Yesterday we spoke in an article about the recent changes to the popular Unity engine’s pricing structure and some of the revolt it caused in the game development community. Well.. the fire shows no sign of dying down.
In fact, recent developments have put the concerns of mobile developers into sharper focus particularly.
Mediation Platforms And What They Do
According to a report from mobilegamer.biz, Unity is allegedly planning to offer a waiver of its controversial Runtime Fee to developers that use its own ad mediation platform, LevelPlay.
What’s a mediation platform? It’s a means of managing ads within games, which automates a lot of the process for developers and forms a link between developers and ad networks.
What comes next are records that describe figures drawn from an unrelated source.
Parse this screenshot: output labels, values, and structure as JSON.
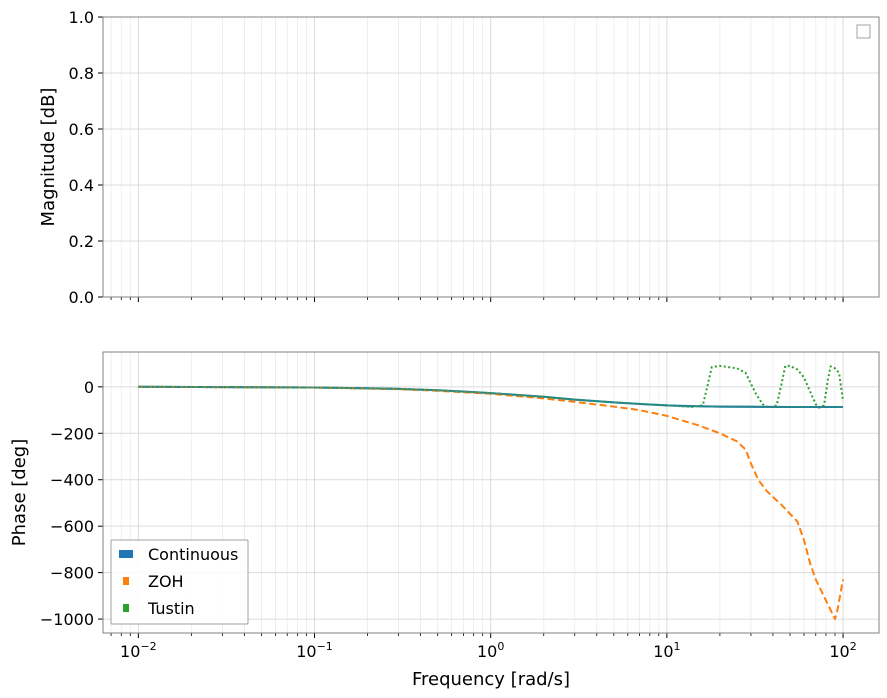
{
  "chart_data": [
    {
      "type": "line",
      "panel": "magnitude",
      "xscale": "log",
      "xlim": [
        0.0063,
        160
      ],
      "ylim": [
        0,
        1.0
      ],
      "ylabel": "Magnitude [dB]",
      "xlabel": "",
      "grid": true,
      "yticks": [
        0.0,
        0.2,
        0.4,
        0.6,
        0.8,
        1.0
      ],
      "ytick_labels": [
        "0.0",
        "0.2",
        "0.4",
        "0.6",
        "0.8",
        "1.0"
      ],
      "legend": {
        "placement": "top-right",
        "entries": []
      },
      "series": []
    },
    {
      "type": "line",
      "panel": "phase",
      "xscale": "log",
      "xlim": [
        0.0063,
        160
      ],
      "ylim": [
        -1060,
        150
      ],
      "xlabel": "Frequency [rad/s]",
      "ylabel": "Phase [deg]",
      "grid": true,
      "xticks": [
        0.01,
        0.1,
        1,
        10,
        100
      ],
      "xtick_labels": [
        {
          "base": "10",
          "exp": "−2"
        },
        {
          "base": "10",
          "exp": "−1"
        },
        {
          "base": "10",
          "exp": "0"
        },
        {
          "base": "10",
          "exp": "1"
        },
        {
          "base": "10",
          "exp": "2"
        }
      ],
      "yticks": [
        0,
        -200,
        -400,
        -600,
        -800,
        -1000
      ],
      "ytick_labels": [
        "0",
        "−200",
        "−400",
        "−600",
        "−800",
        "−1000"
      ],
      "legend": {
        "placement": "lower-left"
      },
      "series": [
        {
          "name": "Continuous",
          "color": "#1f77b4",
          "style": "solid",
          "points": [
            [
              0.01,
              0
            ],
            [
              0.03,
              -1
            ],
            [
              0.1,
              -3
            ],
            [
              0.2,
              -6
            ],
            [
              0.3,
              -9
            ],
            [
              0.5,
              -15
            ],
            [
              0.7,
              -20
            ],
            [
              1,
              -27
            ],
            [
              1.5,
              -36
            ],
            [
              2,
              -43
            ],
            [
              3,
              -55
            ],
            [
              5,
              -67
            ],
            [
              7,
              -74
            ],
            [
              10,
              -80
            ],
            [
              15,
              -84
            ],
            [
              20,
              -85
            ],
            [
              30,
              -86
            ],
            [
              50,
              -87
            ],
            [
              100,
              -87
            ]
          ]
        },
        {
          "name": "ZOH",
          "color": "#ff7f0e",
          "style": "dashed",
          "points": [
            [
              0.01,
              0
            ],
            [
              0.1,
              -3
            ],
            [
              0.3,
              -10
            ],
            [
              0.5,
              -17
            ],
            [
              1,
              -30
            ],
            [
              2,
              -50
            ],
            [
              3,
              -65
            ],
            [
              5,
              -85
            ],
            [
              7,
              -100
            ],
            [
              10,
              -125
            ],
            [
              15,
              -165
            ],
            [
              20,
              -200
            ],
            [
              25,
              -235
            ],
            [
              28,
              -270
            ],
            [
              30,
              -330
            ],
            [
              33,
              -400
            ],
            [
              37,
              -450
            ],
            [
              45,
              -510
            ],
            [
              55,
              -580
            ],
            [
              60,
              -660
            ],
            [
              65,
              -760
            ],
            [
              70,
              -830
            ],
            [
              80,
              -920
            ],
            [
              90,
              -1000
            ],
            [
              93,
              -960
            ],
            [
              100,
              -830
            ]
          ]
        },
        {
          "name": "Tustin",
          "color": "#2ca02c",
          "style": "dotted",
          "points": [
            [
              0.01,
              0
            ],
            [
              0.1,
              -3
            ],
            [
              0.3,
              -9
            ],
            [
              0.5,
              -15
            ],
            [
              1,
              -27
            ],
            [
              2,
              -43
            ],
            [
              3,
              -55
            ],
            [
              5,
              -67
            ],
            [
              10,
              -80
            ],
            [
              14,
              -86
            ],
            [
              16,
              -80
            ],
            [
              17,
              5
            ],
            [
              18,
              85
            ],
            [
              20,
              90
            ],
            [
              25,
              80
            ],
            [
              28,
              60
            ],
            [
              32,
              -30
            ],
            [
              35,
              -75
            ],
            [
              38,
              -90
            ],
            [
              42,
              -80
            ],
            [
              45,
              20
            ],
            [
              47,
              90
            ],
            [
              50,
              90
            ],
            [
              55,
              75
            ],
            [
              60,
              40
            ],
            [
              65,
              -20
            ],
            [
              70,
              -75
            ],
            [
              73,
              -90
            ],
            [
              78,
              -80
            ],
            [
              82,
              30
            ],
            [
              85,
              88
            ],
            [
              90,
              80
            ],
            [
              95,
              60
            ],
            [
              100,
              -60
            ]
          ]
        }
      ]
    }
  ]
}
These platforms can be pretty important in terms of how much money games with in-game ads are likely to make, so developers have every reason to be picky.
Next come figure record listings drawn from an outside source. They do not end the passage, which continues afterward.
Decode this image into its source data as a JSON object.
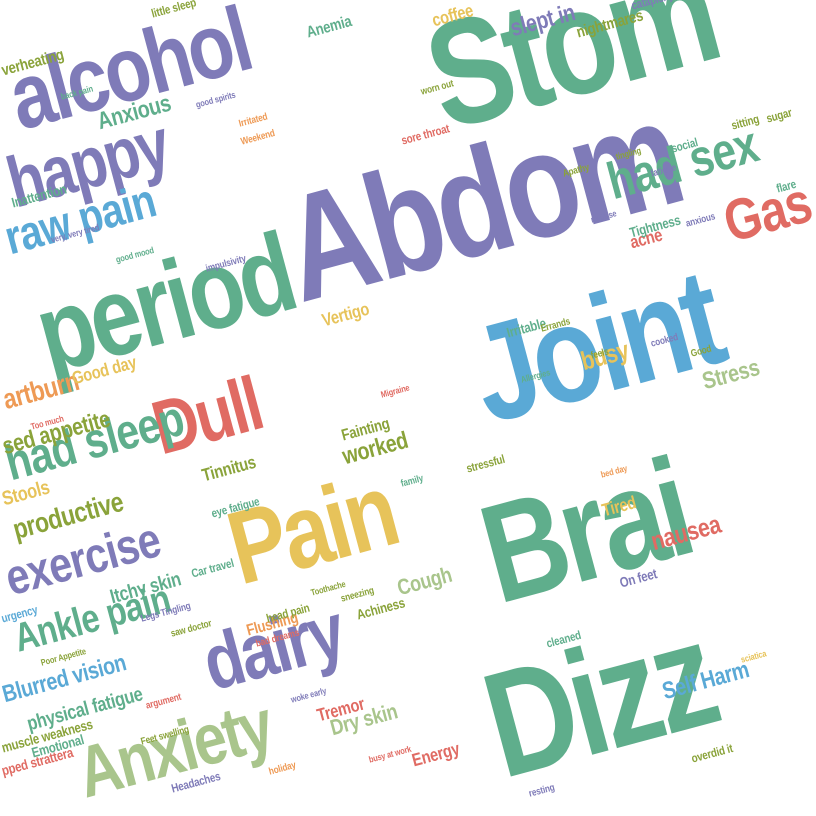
{
  "palette": {
    "green": "#5fae8c",
    "purple": "#7f7bb8",
    "blue": "#5aa9d6",
    "yellow": "#e7c35a",
    "red": "#e06b63",
    "orange": "#ee9a55",
    "olive": "#8aa33a",
    "sage": "#a9c58c"
  },
  "words": [
    "Abdom",
    "Stom",
    "Joint",
    "Brai",
    "Dizz",
    "period",
    "Pain",
    "alcohol",
    "happy",
    "Dull",
    "dairy",
    "Anxiety",
    "exercise",
    "had sleep",
    "Ankle pain",
    "raw pain",
    "Gas",
    "had sex",
    "artburn",
    "sed appetite",
    "productive",
    "Anxious",
    "nausea",
    "Self Harm",
    "Stress",
    "busy",
    "Blurred vision",
    "slept in",
    "physical fatigue",
    "Itchy skin",
    "Vertigo",
    "Tinnitus",
    "worked",
    "Dry skin",
    "Tremor",
    "Cough",
    "Stools",
    "Fainting",
    "Flushing",
    "Anemia",
    "coffee",
    "nightmares",
    "acne",
    "Irritable",
    "Tired",
    "Energy",
    "Good day",
    "eye fatigue",
    "head pain",
    "bad dreams",
    "sore throat",
    "Inattention",
    "Tightness",
    "On feet",
    "Emotional",
    "Headaches",
    "Feet swelling",
    "sneezing",
    "Achiness",
    "muscle weakness",
    "urgency",
    "cleaned",
    "overdid it",
    "stressful",
    "little sleep",
    "cataplexy",
    "worn out",
    "social",
    "sugar",
    "sitting",
    "flare",
    "feels",
    "cooked",
    "Good",
    "Allergies",
    "holiday",
    "resting",
    "verheating",
    "Legs Tingling",
    "Car travel",
    "saw doctor",
    "argument",
    "impulsivity",
    "pped strattera",
    "Poor Appetite",
    "malaise",
    "anxious",
    "family",
    "Errands",
    "bed day",
    "Weekend",
    "Irritated",
    "good spirits",
    "back pain",
    "fatigue",
    "very, very tired",
    "good mood",
    "Toothache",
    "busy at work",
    "woke early",
    "sciatica",
    "tingling",
    "Apathy",
    "Too much",
    "Migraine"
  ]
}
It appears this move may have had the opposite of its intended effect though.
Many Mobile Devs Voice Their Objections
An open letter signed by a number of developers and publishers, including Whiteout Survival devs Century Games, Azur Games, and hypercasual publisher Ducky, announced their intent to turn off Unity Ads on their work, and keep them off until Unity reconsiders the decisions.
The letter also encourages others to do the same.
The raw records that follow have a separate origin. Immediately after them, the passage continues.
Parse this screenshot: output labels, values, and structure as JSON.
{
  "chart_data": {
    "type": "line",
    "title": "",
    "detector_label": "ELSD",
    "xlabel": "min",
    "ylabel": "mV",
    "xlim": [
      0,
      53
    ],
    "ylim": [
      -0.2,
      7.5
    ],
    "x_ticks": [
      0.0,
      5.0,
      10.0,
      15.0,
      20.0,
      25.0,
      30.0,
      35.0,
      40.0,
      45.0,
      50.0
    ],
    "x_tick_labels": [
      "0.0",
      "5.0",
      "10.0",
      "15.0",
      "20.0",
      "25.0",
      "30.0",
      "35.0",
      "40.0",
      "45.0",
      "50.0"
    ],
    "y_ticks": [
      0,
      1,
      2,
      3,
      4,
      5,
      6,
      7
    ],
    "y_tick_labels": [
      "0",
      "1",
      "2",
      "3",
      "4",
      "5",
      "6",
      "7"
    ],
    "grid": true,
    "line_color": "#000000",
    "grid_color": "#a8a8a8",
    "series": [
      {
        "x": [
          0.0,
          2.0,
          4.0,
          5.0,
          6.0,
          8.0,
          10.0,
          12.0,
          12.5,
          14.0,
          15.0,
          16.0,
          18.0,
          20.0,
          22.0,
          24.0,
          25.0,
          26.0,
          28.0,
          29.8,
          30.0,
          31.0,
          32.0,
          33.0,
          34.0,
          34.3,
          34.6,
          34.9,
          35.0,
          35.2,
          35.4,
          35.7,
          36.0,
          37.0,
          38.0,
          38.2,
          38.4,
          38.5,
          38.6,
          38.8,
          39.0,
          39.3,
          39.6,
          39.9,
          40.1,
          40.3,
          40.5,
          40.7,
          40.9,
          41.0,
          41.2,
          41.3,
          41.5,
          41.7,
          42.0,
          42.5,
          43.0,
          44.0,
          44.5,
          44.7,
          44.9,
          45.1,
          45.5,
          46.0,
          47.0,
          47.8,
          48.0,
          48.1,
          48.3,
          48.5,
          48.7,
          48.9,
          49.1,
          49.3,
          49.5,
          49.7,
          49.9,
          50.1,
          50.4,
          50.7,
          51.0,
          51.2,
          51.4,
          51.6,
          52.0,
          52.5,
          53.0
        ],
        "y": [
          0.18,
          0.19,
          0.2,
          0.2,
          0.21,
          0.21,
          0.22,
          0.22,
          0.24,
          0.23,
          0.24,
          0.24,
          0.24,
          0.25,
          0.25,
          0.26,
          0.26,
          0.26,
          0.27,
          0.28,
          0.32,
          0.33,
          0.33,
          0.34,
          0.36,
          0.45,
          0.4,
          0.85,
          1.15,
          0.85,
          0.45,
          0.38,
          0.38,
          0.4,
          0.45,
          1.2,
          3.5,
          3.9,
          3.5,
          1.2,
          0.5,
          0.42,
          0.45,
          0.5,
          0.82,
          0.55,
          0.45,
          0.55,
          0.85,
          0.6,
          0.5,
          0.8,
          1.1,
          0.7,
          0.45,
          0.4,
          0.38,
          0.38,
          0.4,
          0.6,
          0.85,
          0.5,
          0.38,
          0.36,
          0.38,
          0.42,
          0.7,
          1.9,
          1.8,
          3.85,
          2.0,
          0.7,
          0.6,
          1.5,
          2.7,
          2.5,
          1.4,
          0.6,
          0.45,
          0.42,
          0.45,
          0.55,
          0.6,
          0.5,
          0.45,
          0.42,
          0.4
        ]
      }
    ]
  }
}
This news came while some of Unity’s offices in the US sit closed due to potential threats to the safety of the employees. It’s always worth mentioning that most of the employees at Unity have no influence on the wider decisions by the company, and even if they did, threatening them isn’t a great move.
So where are things going from here? As of writing, Unity has yet to show any sign of changing the core of its stance. The official Twitter released a statement to deal with some potential questions about the policy.
The post included announcing that repeat installs would not cause repeat charges, and illegitimate installs would also not attract a fee, though how these would be determined is yet unclear.
So, the revolt shows little sign of slowing down. We’ll keep an eye on this one, and let you know of any major developments.